Contraception is the prevention of pregnancy by inhibiting sperm from reaching a mature ovum or by preventing a fertilised ovum from implanting in the endometrium.
WHAT IS THE PHYSIOLOGY OF OVULATION AND CONTRACEPTION?
The median length of the menstrual cycle is 28 days (range 21–40 days). The first day of menses is day 1, which marks the beginning of the follicular phase. Ovulation usually occurs on day 14. After ovulation, the luteal phase starts and lasts until the beginning of the next cycle.
The hypothalamus secretes the gonadotropin-releasing hormone, which stimulates the anterior pituitary to secrete gonadotropins, follicle- stimulating hormone (FSH), and luteinizing hormone (LH).
In the follicular phase, FSH levels increase and cause recruitment of a small group of follicles for continued growth. Between days 5 and 7, one of these becomes the dominant follicle, which later ruptures to release the oocyte. The dominant follicle develops increasing amounts of estradiol and inhibin, providing negative feedback on the secretion of gonadotropin-releasing hormone and FSH.
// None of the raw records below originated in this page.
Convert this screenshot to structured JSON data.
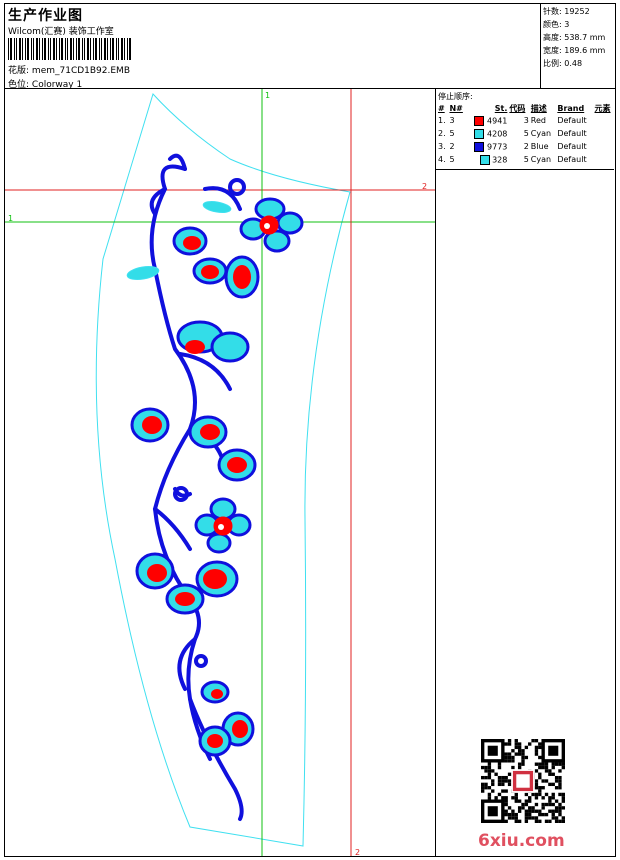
{
  "header": {
    "title": "生产作业图",
    "company": "Wilcom(汇赛) 装饰工作室",
    "design_label": "花版:",
    "design_value": "mem_71CD1B92.EMB",
    "colorway_label": "色位:",
    "colorway_value": "Colorway 1"
  },
  "specs": [
    {
      "label": "针数:",
      "value": "19252"
    },
    {
      "label": "颜色:",
      "value": "3"
    },
    {
      "label": "高度:",
      "value": "538.7 mm"
    },
    {
      "label": "宽度:",
      "value": "189.6 mm"
    },
    {
      "label": "比例:",
      "value": "0.48"
    }
  ],
  "stop_sequence": {
    "title": "停止顺序:",
    "columns": [
      "#",
      "N#",
      "St.",
      "代码",
      "描述",
      "Brand",
      "元素"
    ],
    "rows": [
      {
        "idx": "1.",
        "n": "3",
        "color": "#ff0000",
        "st": "4941",
        "code": "3",
        "desc": "Red",
        "brand": "Default"
      },
      {
        "idx": "2.",
        "n": "5",
        "color": "#33dde8",
        "st": "4208",
        "code": "5",
        "desc": "Cyan",
        "brand": "Default"
      },
      {
        "idx": "3.",
        "n": "2",
        "color": "#1010dd",
        "st": "9773",
        "code": "2",
        "desc": "Blue",
        "brand": "Default"
      },
      {
        "idx": "4.",
        "n": "5",
        "color": "#33dde8",
        "st": "328",
        "code": "5",
        "desc": "Cyan",
        "brand": "Default"
      }
    ]
  },
  "guides": {
    "h1": "1",
    "h2": "2",
    "v1": "1",
    "v2": "2"
  },
  "watermark": "6xiu.com",
  "colors": {
    "red": "#ff0000",
    "cyan": "#33dde8",
    "blue": "#1010dd",
    "guide_red": "#e02020",
    "guide_green": "#10c010"
  }
}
The dominant follicle continues to grow and synthesises estradiol, progesterone, and androgen. Estradiol stops the menstrual flow from the previous cycle, thickens the endometrial lining, and produces thin, watery cervical mucus. FSH regulates aromatase enzymes that induce conversion of androgens to estrogens in the follicle.
The pituitary releases a mid-cycle LH surge that stimulates the final stages of follicular maturation and ovulation. Ovulation occurs 24 to 36 hours after the estradiol peak and 10 to 16 hours after the LH peak.
The LH surge is the most clinically useful predictor of approaching ovulation. Conception is most successful when intercourse takes place from 2 days before ovulation to the day of ovulation.
After ovulation, the remaining luteinized follicles become the corpus luteum, which synthesises androgen, estrogen, and progesterone.
If pregnancy occurs, human chorionic gonadotropin prevents regression of the corpus luteum and stimulates continued production of estrogen and progesterone. If pregnancy does not occur, the corpus luteum degenerates, progesterone declines, and menstruation occurs.